Byoung S. Ham (Gwangju Institute of Science and Technology, S. Korea)
Mitchell Physics Building
College Station, Texas 77843-4242
The heart of Copenhagen interpretation is Heisenberg's uncertainty principle and its application to nonlocal correlation beyond the local realism. This nonlocal correlation has become the basis of quantum information processing, where it cannot be achieved by a classical manner. The direct proof of the nonlocal correlation is the anticorrelation on a beam splitter between two photons, resulting in a HOM dip
1. The HOM dip has been tested intensively over the last three decades mostly for the particle nature of light. Here, the origin of this anticorrelation is presented in a coherence optics manner of the wave nature, where a particular phase relation between two input photons is a prerequisite of the nonlocal correlation
2. Based on this specific phase relation, a general scheme of the anticorrelation has also been found as a typical Mach Zehnder interferometer.
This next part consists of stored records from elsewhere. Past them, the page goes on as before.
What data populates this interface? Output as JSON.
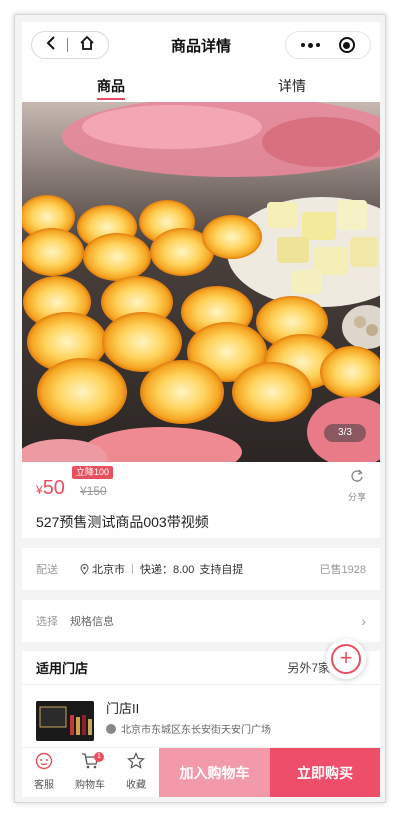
{
  "navbar": {
    "title": "商品详情",
    "back_icon": "chevron-left-icon",
    "home_icon": "home-icon",
    "more_icon": "more-dots-icon",
    "close_icon": "capsule-close-icon"
  },
  "tabs": [
    {
      "label": "商品",
      "active": true
    },
    {
      "label": "详情",
      "active": false
    }
  ],
  "gallery": {
    "pager": "3/3"
  },
  "product": {
    "presale_tag": "立降100",
    "currency": "¥",
    "price": "50",
    "original_price": "¥150",
    "share_label": "分享",
    "title": "527预售测试商品003带视频"
  },
  "delivery": {
    "label": "配送",
    "city": "北京市",
    "shipping": "快递：8.00",
    "pickup": "支持自提",
    "sold": "已售1928"
  },
  "spec": {
    "label": "选择",
    "value": "规格信息"
  },
  "stores": {
    "title": "适用门店",
    "more": "另外7家",
    "store_name": "门店II",
    "store_address": "北京市东城区东长安街天安门广场"
  },
  "bottom_bar": {
    "service_label": "客服",
    "cart_label": "购物车",
    "cart_count": "1",
    "favorite_label": "收藏",
    "add_to_cart": "加入购物车",
    "buy_now": "立即购买"
  },
  "colors": {
    "accent": "#e8505f",
    "add_to_cart_bg": "#f29aa9",
    "buy_now_bg": "#ef4e6b"
  }
}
For a potential application of the coherence optics-based anticorrelation, a new scheme of unconditionally secured cryptography is presented without limitations of nonclassicality, transmission distance, and quantum loopholes
3. More interestingly this unconditionally secured cryptography is compatible with current fiber-optic communications. As a result, the one-time-pad cryptography may be implemented in current fiber-optic backbone networks.